Once the consensus is created, members need to identify the area of appointing independent director. BOD should look for areas beyond the capabilities of the current directors; in some cases, they look for futuristic areas. However, the Board must ensure all members have a similar thought process.

Identifying an expert who has exposure in the family owned and managed business, especially for the first time, is crucial. An independent director with similar industry knowledge will help and find it easy to align with the thoughts of family directors faster. In many cases, totally radical or different ideas are not accepted well and then the director will feels out of place and becomes non-value adding.

An independent board member with exposure to family owned and family managed business environment will bring in lot of value and acceptance from rest of the BOD.


An appointment with clarity will lead to clear expectations.

Board members should have clear expectation from the external member. It is imperative that this is shared during the initial process. Most of the initial dialogs should be about the role of the independent director. All family board members must participate in these meetings.


Design and communicate the job description, period, and frequency of meeting, point of contact etc. The chairman of the board should intimate the appointment of the independent board member to rest of the family members / family board/ family council etc.
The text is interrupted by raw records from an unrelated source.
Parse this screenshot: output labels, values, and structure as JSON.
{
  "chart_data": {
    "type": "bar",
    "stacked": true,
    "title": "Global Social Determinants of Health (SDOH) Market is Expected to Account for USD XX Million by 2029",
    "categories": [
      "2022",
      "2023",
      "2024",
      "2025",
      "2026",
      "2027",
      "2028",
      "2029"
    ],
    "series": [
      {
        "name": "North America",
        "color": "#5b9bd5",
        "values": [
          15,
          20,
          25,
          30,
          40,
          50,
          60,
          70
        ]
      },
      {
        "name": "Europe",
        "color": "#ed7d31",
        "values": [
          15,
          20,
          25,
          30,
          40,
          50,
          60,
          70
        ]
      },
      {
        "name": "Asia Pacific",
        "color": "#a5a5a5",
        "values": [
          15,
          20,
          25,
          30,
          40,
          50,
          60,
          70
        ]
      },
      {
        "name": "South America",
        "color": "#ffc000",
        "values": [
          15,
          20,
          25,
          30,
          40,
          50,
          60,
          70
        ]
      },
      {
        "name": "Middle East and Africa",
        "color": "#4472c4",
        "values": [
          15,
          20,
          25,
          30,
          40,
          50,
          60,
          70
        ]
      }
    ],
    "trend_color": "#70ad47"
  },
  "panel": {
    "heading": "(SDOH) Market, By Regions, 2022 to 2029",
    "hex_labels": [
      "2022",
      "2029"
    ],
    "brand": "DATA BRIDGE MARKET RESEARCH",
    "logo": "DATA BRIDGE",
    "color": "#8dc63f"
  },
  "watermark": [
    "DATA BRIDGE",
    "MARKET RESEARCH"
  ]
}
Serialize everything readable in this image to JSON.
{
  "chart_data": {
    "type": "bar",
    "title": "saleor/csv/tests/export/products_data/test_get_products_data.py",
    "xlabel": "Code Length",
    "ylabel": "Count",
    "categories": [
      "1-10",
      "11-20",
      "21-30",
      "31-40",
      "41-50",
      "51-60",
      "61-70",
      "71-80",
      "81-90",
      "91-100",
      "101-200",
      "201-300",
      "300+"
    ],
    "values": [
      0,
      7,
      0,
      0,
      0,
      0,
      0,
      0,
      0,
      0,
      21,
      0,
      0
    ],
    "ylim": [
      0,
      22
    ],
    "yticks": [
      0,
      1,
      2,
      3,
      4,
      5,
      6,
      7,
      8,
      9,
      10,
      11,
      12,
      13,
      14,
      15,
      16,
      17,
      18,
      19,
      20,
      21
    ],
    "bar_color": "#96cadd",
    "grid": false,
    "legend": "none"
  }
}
Key executive leadership of organisation also should be briefed about the appointment

Appointing an independent nonfamily member on board is the sign of progressive family owned and managed business. They will bring in fresh perspective to the board and help them to take well informed decisions. An independent board member also brings in an effective governance system to the family board thus can make the entire organization to be professional and progressive. So, move out of the fear zone and embrace progression.